Per questi motivi, continua Paolo, il Comitato sta portando avanti un’interlocuzione con le forze politiche per riuscire a ottenere un tavolo di coprogettazione di ciò che sarà il Mercato Crespi, partendo dalla discussione dei bandi che definiranno l’assegnazione degli spazi, ai fini valorizzarne la natura di luogo pubblico, per giungere fino alle regole che guideranno il nuovo mercato, oltre, chiaramente, a garanzie per gli attuali esercenti. «Il mercato Crespi in questi anni di abbandono da parte delle istituzioni è stato un laboratorio in cui la tanto sbandierata ibridazione è successa a fatti e non a parole. È successa perché questo luogo è diventato uno spazio di libertà e negli spazi di libertà succedono cose belle e preziose. E questa città ha un bisogno disperato di spazi di libertà», chiosa Paolo.

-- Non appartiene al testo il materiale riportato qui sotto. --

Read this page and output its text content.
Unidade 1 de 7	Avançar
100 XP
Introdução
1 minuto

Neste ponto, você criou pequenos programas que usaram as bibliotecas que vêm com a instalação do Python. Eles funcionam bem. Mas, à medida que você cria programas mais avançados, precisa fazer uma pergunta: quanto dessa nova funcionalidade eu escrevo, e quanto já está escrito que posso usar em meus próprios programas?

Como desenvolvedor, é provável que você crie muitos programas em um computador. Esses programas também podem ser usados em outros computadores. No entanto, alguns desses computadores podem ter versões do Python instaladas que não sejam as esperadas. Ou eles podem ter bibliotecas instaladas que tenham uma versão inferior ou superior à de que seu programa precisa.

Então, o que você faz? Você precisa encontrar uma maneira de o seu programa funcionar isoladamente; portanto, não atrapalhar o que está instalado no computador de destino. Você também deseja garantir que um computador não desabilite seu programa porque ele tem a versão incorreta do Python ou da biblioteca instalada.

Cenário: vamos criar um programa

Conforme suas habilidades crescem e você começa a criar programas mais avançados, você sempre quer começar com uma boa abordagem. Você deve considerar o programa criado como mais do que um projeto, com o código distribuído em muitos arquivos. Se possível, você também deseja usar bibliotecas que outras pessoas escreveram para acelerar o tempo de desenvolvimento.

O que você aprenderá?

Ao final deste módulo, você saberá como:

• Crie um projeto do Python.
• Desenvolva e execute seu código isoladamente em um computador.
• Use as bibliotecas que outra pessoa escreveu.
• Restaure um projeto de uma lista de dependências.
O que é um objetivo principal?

Nel frattempo, dalla società arriva tramite mail una definitiva proroga degli sfratti fino al 30 aprile; un tempo che può trasformarsi in una risorsa per chi propone un ragionamento e una condivisione di idee per ciò che verrà. Tuttavia i timori e le incredulità restano, come racconta Marco, il proprietario del panificio L’Impasto: «tutta questa vicenda mi lascia con l’amaro in bocca perché mi sembra che chi “comanda” non sa cosa comanda. Veniamo ridotti in un contenitore di cui siamo un contenuto – anche un contenuto attivo e piuttosto di qualità – , ma la sensazione che ho avuto è quella di interfacciarmi con persone non interessate neppure a tale contenuto, ma a una situazione per così dire esterna alla vita del luogo e vicina all’utile. Questa vicenda è piovuta dall’alto su di noi e sul quartiere. Sarebbe stato bello se So.ge.mi fosse venuta a parlare, a vedere, a chiedere chi siamo, cosa facciamo e cosa pensiamo, a voler chiedere anche a noi cosa vorremmo per il mercato di domani, invece che definirci occupanti senza titolo».

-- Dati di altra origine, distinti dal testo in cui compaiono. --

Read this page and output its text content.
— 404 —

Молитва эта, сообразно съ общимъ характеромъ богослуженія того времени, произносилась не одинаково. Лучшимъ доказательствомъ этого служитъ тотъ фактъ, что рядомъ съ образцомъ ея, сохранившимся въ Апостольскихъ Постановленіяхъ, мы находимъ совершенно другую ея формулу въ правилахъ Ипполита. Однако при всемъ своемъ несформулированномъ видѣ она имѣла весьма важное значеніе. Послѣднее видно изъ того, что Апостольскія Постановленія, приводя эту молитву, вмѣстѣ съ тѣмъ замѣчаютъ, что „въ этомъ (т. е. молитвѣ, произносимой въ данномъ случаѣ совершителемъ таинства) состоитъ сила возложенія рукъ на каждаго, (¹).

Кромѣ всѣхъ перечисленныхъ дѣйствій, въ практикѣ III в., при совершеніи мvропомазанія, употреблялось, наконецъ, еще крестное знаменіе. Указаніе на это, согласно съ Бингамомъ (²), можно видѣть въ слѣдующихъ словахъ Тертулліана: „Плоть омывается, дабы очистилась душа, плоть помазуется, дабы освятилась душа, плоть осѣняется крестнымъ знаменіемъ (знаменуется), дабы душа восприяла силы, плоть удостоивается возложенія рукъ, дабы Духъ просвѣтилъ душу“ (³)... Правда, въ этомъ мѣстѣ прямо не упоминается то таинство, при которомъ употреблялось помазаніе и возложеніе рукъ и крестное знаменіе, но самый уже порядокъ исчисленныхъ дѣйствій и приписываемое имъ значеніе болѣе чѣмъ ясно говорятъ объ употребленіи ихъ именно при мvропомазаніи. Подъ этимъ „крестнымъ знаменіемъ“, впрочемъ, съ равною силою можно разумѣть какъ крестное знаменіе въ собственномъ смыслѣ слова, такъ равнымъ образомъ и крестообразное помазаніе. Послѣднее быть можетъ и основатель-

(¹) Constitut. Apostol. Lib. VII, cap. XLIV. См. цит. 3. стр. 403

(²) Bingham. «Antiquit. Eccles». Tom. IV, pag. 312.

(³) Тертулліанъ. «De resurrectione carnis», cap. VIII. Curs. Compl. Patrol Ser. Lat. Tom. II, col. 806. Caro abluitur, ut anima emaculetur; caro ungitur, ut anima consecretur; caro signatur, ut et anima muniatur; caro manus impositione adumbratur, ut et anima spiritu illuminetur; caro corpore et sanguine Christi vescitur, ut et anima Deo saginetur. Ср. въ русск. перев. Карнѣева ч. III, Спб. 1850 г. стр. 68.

Marco racconta poi storie di clienti anziani e soli che al mercato vengono e stanno perché si sentono a casa, hanno un luogo dove stare e delle persone con cui parlare, sottolineando ancora una volta il servizio sociale che offre questo spazio: «In tempi difficili come la pandemia, non dimentichiamoci il ruolo di presidio e sostegno che abbiamo svolto. Io consegnavo anche solo un panino andando fino al sesto piano senza ascensore pur di essere d’aiuto. Noi siamo rimasti aperti in condizioni difficilissime, ma tutto questo sembra non lo ricordi più nessuno. Adesso si parla solo di utili e di proprietà, nel futuro di una Milano che non si capisce cosa sta diventando».

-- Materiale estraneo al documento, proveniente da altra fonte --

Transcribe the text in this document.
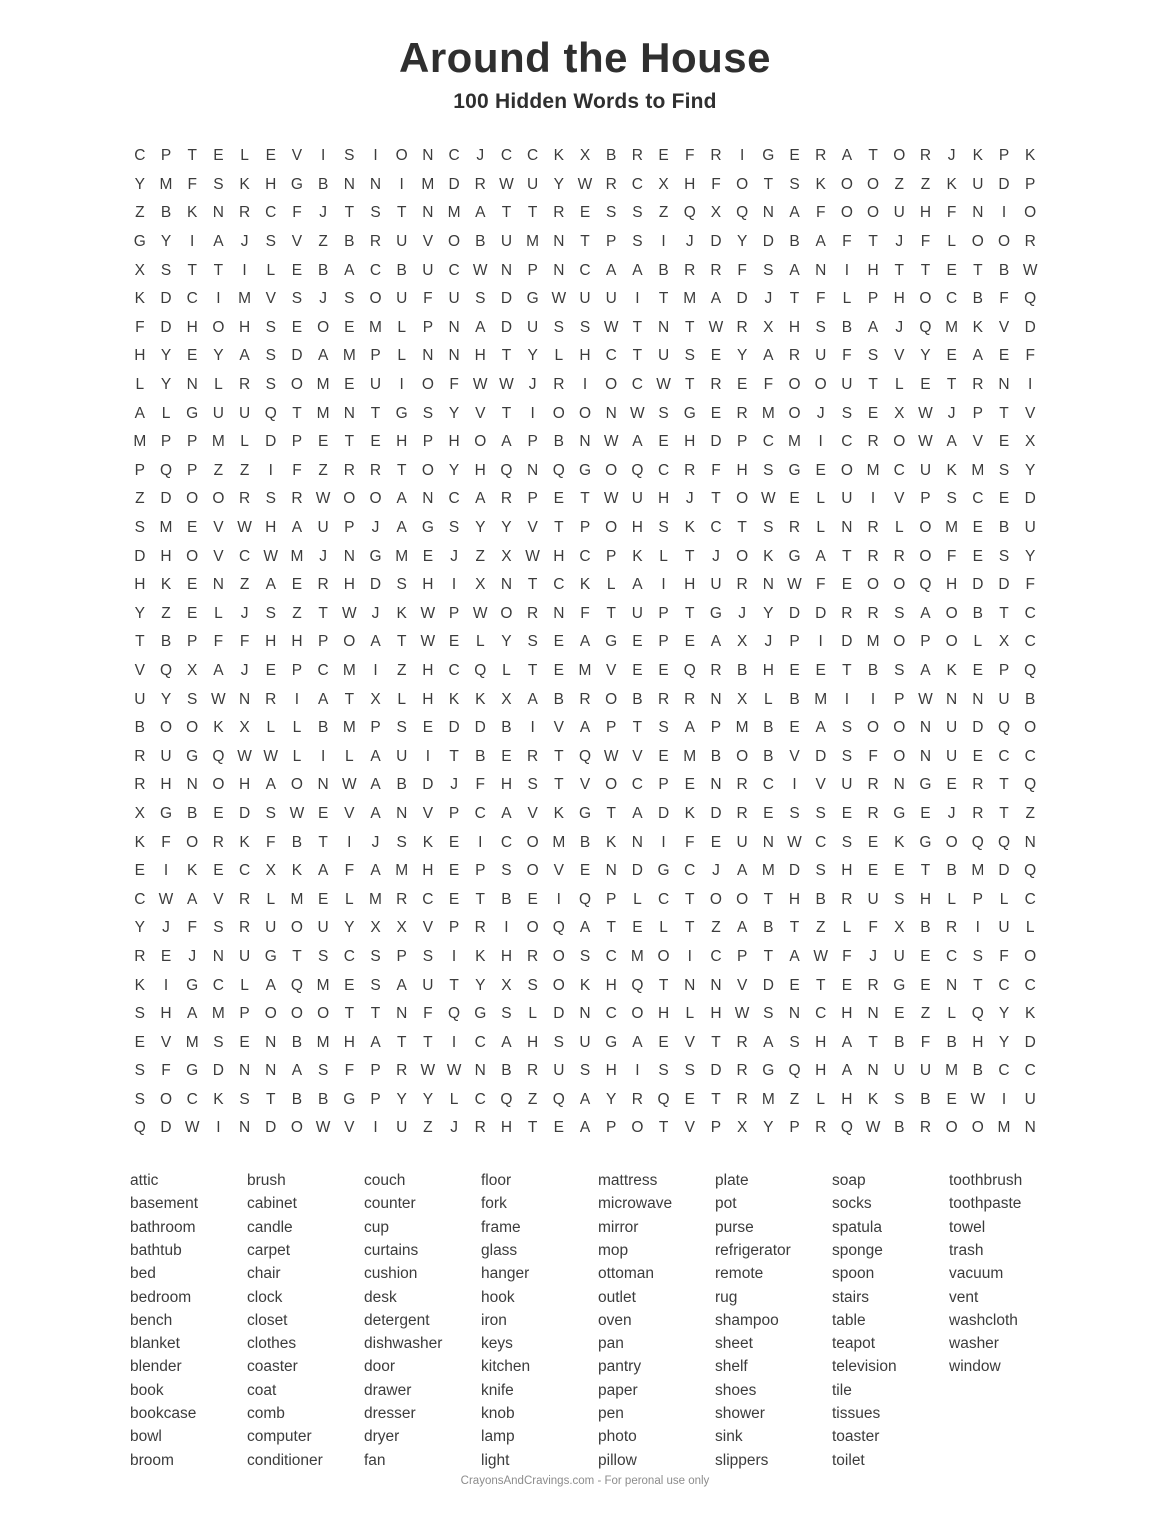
Around the House
100 Hidden Words to Find
C P	T	E	L	E	V	I	S	I	O N C	J	C C K	X	B R E	F	R	I	G E R A	T O R	J	K	P	K
Y M F	S	K H G B N N	I	M D R W U Y W R C X H	F O T	S	K O O Z	Z	K U D P
Z	B	K N R C	F	J	T	S	T	N M A	T	T	R E	S	S	Z Q X Q N A	F O O U H	F	N	I	O
G Y	I	A	J	S	V	Z	B R U V O B U M N	T	P	S	I	J	D Y D B	A	F	T	J	F	L	O O R
X	S	T	T	I	L	E	B	A C B U C W N P N C A	A	B R R	F	S	A N	I	H	T	T	E	T	B W
K D C	I	M V	S	J	S O U	F	U S D G W U U	I	T M A D	J	T	F	L	P H O C B	F Q
F	D H O H S	E O E M L	P N A D U S	S W T	N	T W R X H S	B	A	J	Q M K	V D
H Y	E	Y	A	S D A M P	L	N N H	T	Y	L	H C	T	U S	E	Y	A R U	F	S	V	Y	E	A	E	F
L	Y N	L	R S O M E U	I	O F W W J	R	I	O C W T	R E	F O O U	T	L	E	T	R N	I
A	L	G U U Q T M N	T G S	Y	V	T	I	O O N W S G E R M O	J	S	E	X W J	P	T	V
M P	P M L	D P	E	T	E H P H O A	P	B N W A	E H D P C M	I	C R O W A	V	E	X
P Q P	Z	Z	I	F	Z	R R	T O Y H Q N Q G O Q C R	F	H S G E O M C U K M S	Y
Z	D O O R S R W O O A N C A R P	E	T W U H	J	T O W E	L	U	I	V	P	S C E D
S M E	V W H A U P	J	A G S	Y	Y	V	T	P O H S	K C	T	S R	L	N R	L	O M E	B U
D H O V C W M	J	N G M E	J	Z	X W H C P	K	L	T	J	O K G A	T	R R O F	E	S	Y
H K	E N	Z	A	E R H D S H	I	X N	T	C K	L	A	I	H U R N W F	E O O Q H D D	F
Y	Z	E	L	J	S	Z	T W J	K W P W O R N	F	T	U P	T G	J	Y D D R R S	A O B	T	C
T	B	P	F	F	H H P O A	T W E	L	Y	S	E	A G E	P	E	A	X	J	P	I	D M O P O	L	X C
V Q X	A	J	E	P C M	I	Z	H C Q	L	T	E M V	E	E Q R B H E	E	T	B	S	A	K	E	P Q
U Y	S W N R	I	A	T	X	L	H K	K	X	A	B R O B R R N X	L	B M	I	I	P W N N U B
B O O K	X	L	L	B M P	S	E D D B	I	V	A	P	T	S	A	P M B	E	A	S O O N U D Q O
R U G Q W W L	I	L	A U	I	T	B	E R	T Q W V	E M B O B	V D S	F O N U E C C
R H N O H A O N W A	B D	J	F	H S	T	V O C P	E N R C	I	V U R N G E R	T Q
X G B	E D S W E	V	A N V	P C A	V	K G T	A D K D R E	S	S	E R G E	J	R	T	Z
K	F O R K	F	B	T	I	J	S	K	E	I	C O M B	K N	I	F	E U N W C S	E	K G O Q Q N
E	I	K	E C X	K	A	F	A M H E	P	S O V	E N D G C	J	A M D S H E	E	T	B M D Q
C W A	V R	L M E	L M R C E	T	B	E	I	Q P	L	C	T O O T	H B R U S H	L	P	L	C
Y	J	F	S R U O U Y	X	X	V	P R	I	O Q A	T	E	L	T	Z	A	B	T	Z	L	F	X	B R	I	U	L
R E	J	N U G T	S C S	P	S	I	K H R O S C M O	I	C P	T	A W F	J	U E C S	F O
K	I	G C	L	A Q M E	S	A U	T	Y	X	S O K H Q T	N N V D E	T	E R G E N	T	C C
S H A M P O O O T	T	N	F Q G S	L	D N C O H	L	H W S N C H N E	Z	L	Q Y	K
E	V M S	E N B M H A	T	T	I	C A H S U G A	E	V	T	R A	S H A	T	B	F	B H Y D
S	F G D N N A	S	F	P R W W N B R U S H	I	S	S D R G Q H A N U U M B C C
S O C K	S	T	B	B G P	Y	Y	L	C Q Z Q A	Y R Q E	T	R M Z	L	H K	S	B	E W	I	U
Q D W	I	N D O W V	I	U	Z	J	R H	T	E	A	P O T	V	P	X	Y	P R Q W B R O O M N
attic
basement
bathroom
bathtub
bed
bedroom
bench
blanket
blender
book
bookcase
bowl
broom
brush
cabinet
candle
carpet
chair
clock
closet
clothes
coaster
coat
comb
computer
conditioner
couch
counter
cup
curtains
cushion
desk
detergent
dishwasher
door
drawer
dresser
dryer
fan
floor
fork
frame
glass
hanger
hook
iron
keys
kitchen
knife
knob
lamp
light
mattress
microwave
mirror
mop
ottoman
outlet
oven
pan
pantry
paper
pen
photo
pillow
plate
pot
purse
refrigerator
remote
rug
shampoo
sheet
shelf
shoes
shower
sink
slippers
soap
socks
spatula
sponge
spoon
stairs
table
teapot
television
tile
tissues
toaster
toilet
toothbrush
toothpaste
towel
trash
vacuum
vent
washcloth
washer
window
CrayonsAndCravings.com - For peronal use only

Milano in questi anni ha perso molte occasioni per mostrare un indirizzo che si allontanasse dall’idea della privatizzazione degli spazi e dall’espulsione ed emarginazione progressiva di chi non sta al passo con rapidità e consumi. Sotto la bandiera della norma e della sicurezza si persevera nella disgregazione di luoghi autonomi e di aggregazione, dando l’idea di voler cancellare ogni esperienza che si configuri come laboratorio di diversità, libera e diagonale rispetto a una omologazione delle esperienze, raccolte attorno a una riconfigurazione a senso unico degli spazi e al totem del brand e del consumo che, però, come contraltare producono isolamento e mancanza di cura.
Il discorso del Mercato Crespi è dunque un pezzo del discorso che riguarda gli spazi pubblici e gli spazi autonomi, che riguarda la città e la politica che la amministra, sperando che possa trasformarsi nell’occasione di una nuova rotta per una città che sia accessibile e veramente di tutti.